I have this software, Hallmark Card Studio, which lets me choose from a large variety of stock cards or design my own.  I used to send a lot of cards, but now it's down to a select few people.  These are people I feel close to, so our cards are personal and meaningful.


----------



## Kathleen’s Place (Dec 13, 2020)

Well, I have to say that I do feel special when I receive one now. In the past EVERYONE that you ever met sent a card. In today’s world not so much so when I DO get one, it feels special to me. We only send out a few. Special ones for some of our immediate family and maybe a dozen or so to elderly friends who are alone and so look forward to personal mail.


----------



## MarciKS (Dec 13, 2020)

Since I get maybe 2 cards in the mail for me it is a waste.


----------



## Meanderer (Dec 13, 2020)

Are Christmas cards a waste? .....absolutely not.  There is no substitute for a handwritten card, in a hand addressed envelope, with a Christmas stamp attached.  Sending Christmas cards is not about us, it is about those who receive them.  If we want to save money, all of a sudden, let's cut back on what we spend on ourselves.

Photo "cards" and e-cards are just not the same.  We should remember those we love and care about at Christmas-time with a card, showing them that they are worth the effort and expense.

The card sending is dying slowly, we shouldn't speed it up by pulling the plug on our watch!

NOEL

We should not send Christmas cards for the wrong reason......


----------



## debodun (Dec 13, 2020)

I have a red felt holder similar to yours, Meanderer, only 4 pockets, though. I am not even getting it out this year. No family party exchange and I am not mailing any, so do not expect any.


----------



## Meanderer (Dec 13, 2020)

debodun said:


> I have a red felt holder similar to yours, Meanderer, only 4 pockets, though. I am not even getting it out this year. No yoursfamily party exchange and I am not mailing any, so do not expect any.

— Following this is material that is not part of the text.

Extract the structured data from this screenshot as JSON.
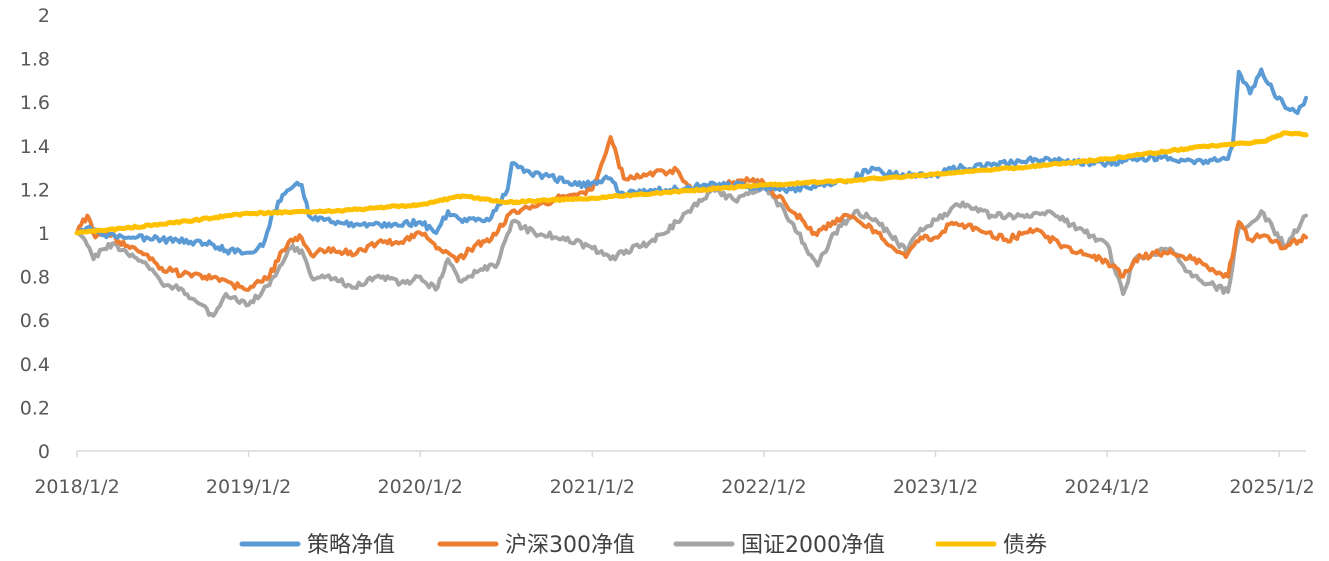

My Wife's Grandma made that, and we have used it every Christmas for 40 years.  Why not hang yours up, you never know!


----------



## debodun (Dec 13, 2020)

Mine isn't handmade, but it's been around for decades.


----------



## Rockybird (Dec 13, 2020)

debodun said:


> My cousin says that Christmas cards are one of the biggest wastes of the holiday. You have to buy overpriced cards, then pay excessive postage for something that someone else is going to glance at for 3 milliseconds, then put in the recycle bin.

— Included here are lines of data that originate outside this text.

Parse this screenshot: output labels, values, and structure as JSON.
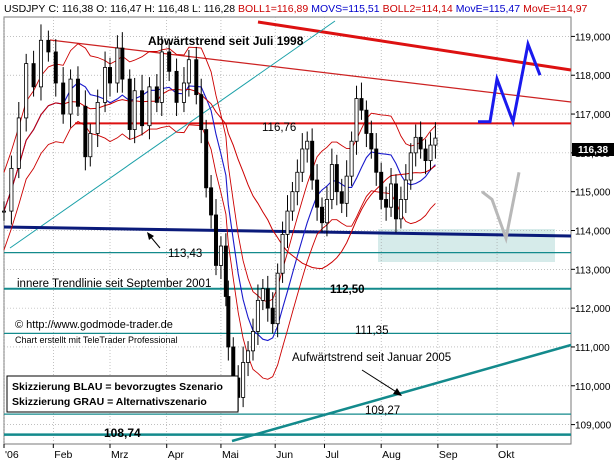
{
  "header": {
    "symbol": "USDJPY",
    "quote": "C: 116,38 O: 116,47 H: 116,48 L: 116,28",
    "boll1": "BOLL1=116,89",
    "movs": "MOVS=115,51",
    "boll2": "BOLL2=114,14",
    "move": "MovE=115,47",
    "move2": "MovE=114,97",
    "colors": {
      "boll": "#cc0000",
      "movs": "#0000cc",
      "move": "#cc0000"
    }
  },
  "annotations": {
    "downtrend_title": "Abwärtstrend seit Juli 1998",
    "inner_trendline": "innere Trendlinie seit September 2001",
    "uptrend_label": "Aufwärtstrend seit Januar 2005",
    "url": "© http://www.godmode-trader.de",
    "credit": "Chart erstellt mit TeleTrader Professional",
    "legend_blue": "Skizzierung BLAU = bevorzugtes Szenario",
    "legend_grey": "Skizzierung GRAU = Alternativszenario"
  },
  "level_labels": [
    "116,76",
    "113,43",
    "112,50",
    "111,35",
    "109,27",
    "108,74"
  ],
  "last_price_label": "116,38",
  "chart_data": {
    "type": "candlestick",
    "instrument": "USDJPY",
    "x_labels": [
      "'06",
      "Feb",
      "Mrz",
      "Apr",
      "Mai",
      "Jun",
      "Jul",
      "Aug",
      "Sep",
      "Okt"
    ],
    "y_ticks": [
      "109,000",
      "110,000",
      "111,000",
      "112,000",
      "113,000",
      "114,000",
      "115,000",
      "116,000",
      "117,000",
      "118,000",
      "119,000"
    ],
    "ylim": [
      108.5,
      119.5
    ],
    "horizontal_levels": [
      116.76,
      113.43,
      112.5,
      111.35,
      109.27,
      108.74
    ],
    "last_close": 116.38,
    "close_path": [
      [
        0,
        114.5
      ],
      [
        3,
        115.6
      ],
      [
        6,
        116.9
      ],
      [
        9,
        118.3
      ],
      [
        12,
        117.7
      ],
      [
        15,
        118.9
      ],
      [
        18,
        118.6
      ],
      [
        21,
        117.8
      ],
      [
        24,
        117.0
      ],
      [
        27,
        117.9
      ],
      [
        30,
        117.2
      ],
      [
        33,
        115.9
      ],
      [
        35,
        116.5
      ],
      [
        38,
        117.3
      ],
      [
        41,
        118.2
      ],
      [
        43,
        117.8
      ],
      [
        46,
        118.7
      ],
      [
        48,
        117.9
      ],
      [
        51,
        116.6
      ],
      [
        53,
        117.6
      ],
      [
        56,
        116.7
      ],
      [
        59,
        117.7
      ],
      [
        62,
        117.3
      ],
      [
        64,
        118.6
      ],
      [
        67,
        118.1
      ],
      [
        70,
        117.3
      ],
      [
        73,
        117.8
      ],
      [
        75,
        118.4
      ],
      [
        78,
        117.5
      ],
      [
        80,
        116.6
      ],
      [
        82,
        115.1
      ],
      [
        84,
        114.4
      ],
      [
        86,
        113.1
      ],
      [
        88,
        113.6
      ],
      [
        90,
        112.3
      ],
      [
        91,
        111.0
      ],
      [
        93,
        110.2
      ],
      [
        95,
        109.7
      ],
      [
        97,
        110.6
      ],
      [
        99,
        110.9
      ],
      [
        101,
        111.4
      ],
      [
        103,
        112.2
      ],
      [
        105,
        112.5
      ],
      [
        107,
        112.0
      ],
      [
        109,
        111.6
      ],
      [
        111,
        112.9
      ],
      [
        113,
        113.9
      ],
      [
        115,
        114.5
      ],
      [
        117,
        115.0
      ],
      [
        119,
        115.5
      ],
      [
        121,
        116.1
      ],
      [
        123,
        116.3
      ],
      [
        125,
        115.3
      ],
      [
        127,
        114.6
      ],
      [
        129,
        114.2
      ],
      [
        131,
        114.8
      ],
      [
        133,
        115.7
      ],
      [
        135,
        115.0
      ],
      [
        137,
        114.7
      ],
      [
        139,
        115.4
      ],
      [
        141,
        116.3
      ],
      [
        143,
        117.4
      ],
      [
        145,
        117.1
      ],
      [
        147,
        116.5
      ],
      [
        149,
        116.1
      ],
      [
        151,
        115.5
      ],
      [
        153,
        114.8
      ],
      [
        155,
        114.6
      ],
      [
        157,
        115.2
      ],
      [
        159,
        114.3
      ],
      [
        161,
        114.8
      ],
      [
        163,
        115.3
      ],
      [
        165,
        116.0
      ],
      [
        167,
        116.4
      ],
      [
        169,
        116.1
      ],
      [
        171,
        115.8
      ],
      [
        173,
        116.2
      ],
      [
        175,
        116.38
      ]
    ],
    "bollinger_upper": 116.89,
    "bollinger_lower": 114.14,
    "movs": 115.51,
    "move_fast": 115.47,
    "move_slow": 114.97,
    "scenario_blue": [
      116.8,
      116.8,
      117.9,
      116.8,
      118.8,
      118.0
    ],
    "scenario_grey": [
      115.0,
      114.8,
      113.8,
      115.5
    ]
  }
}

I'm in agreement with your cousin text or phone.


----------



## Ruth n Jersey (Dec 13, 2020)

I send out just a few. Many that I used to send to are now gone. I love receiving cards though. The very special ones I save and any with notes in them.  I do go through them, maybe not every year but once in awhile I pull the box out reminisce.
The ones I receive that are box cards I make tags out of them or use them as a backing in my recipe box.


----------



## debodun (Dec 13, 2020)

Years ago one of my female cousins used to make handmade cards. Some were 3-D works of art. The last few years they've just been store-bought cards. I don't know why she stopped doing it. I often praised her efforts, so it wasn't thankless. People just don't seem to want to be troubled with effort anymore.


----------



## Meanderer (Dec 13, 2020)




----------



## Meanderer (Dec 13, 2020)




----------



## Meanderer (Dec 13, 2020)




----------



## debodun (Dec 13, 2020)

Meanderer said:


>


My mother's side of the family are Crandalls!


----------



## Wren (Dec 13, 2020)

I like to send and receive Christmas cards, buying them in the January Sales and hand delivering most of them

Cards I receive are given to a school, nursery or care home, to make their own cards, collages and calendars the following year


----------



## Nathan (Dec 13, 2020)

Greeting cards are just outdated, thankfully going the route of the dinosaur.    Everyone I know sends their well wishes via Facebook, works for me.


----------



## Nathan (Dec 13, 2020)

debodun said:


> My mother's side of the family are Crandalls!


I hope you're kidding.   Would anyone actually brag about their finances in a greeting card?


----------



## debodun (Dec 13, 2020)

I guess they wouldn't - that's the joke - but I'm not kidding about my relative's name.


----------



## Remy (Dec 14, 2020)

Some of them are so pretty, I've bought them in thrift stores just for the design and pictures. Didn't get to go through any this year. Again, hopefully next year.


----------



## debodun (Dec 15, 2020)

My problem is that my mother bought new cards every year even if there were ones left over from the previous year. They build up a quantity after a while. After she passed, I went through them and culled out the ones I particularly didn't care for the design and put them on the give away table at the senior center. I must still have at least a hundred - mostly country winter landscapes and various animals. I used to give them away to my meal clients, too. This year I didn't make much headway because of cancelled events and the suspended meal service. There's a whole unopened box of cards somewhere underneath these.


----------



## Pinky (Dec 15, 2020)

I subscribe to Jacquie Lawson animated e-cards, which I send out for Valentine's, Easter, Thanksgiving. At $10 per annum, or $20 per 2 years, it's a bargain.

Birthdays, I send out paper cards. This year, we've sent paper cards to family for Christmas. All told, a dozen - the exact amount in the box.


----------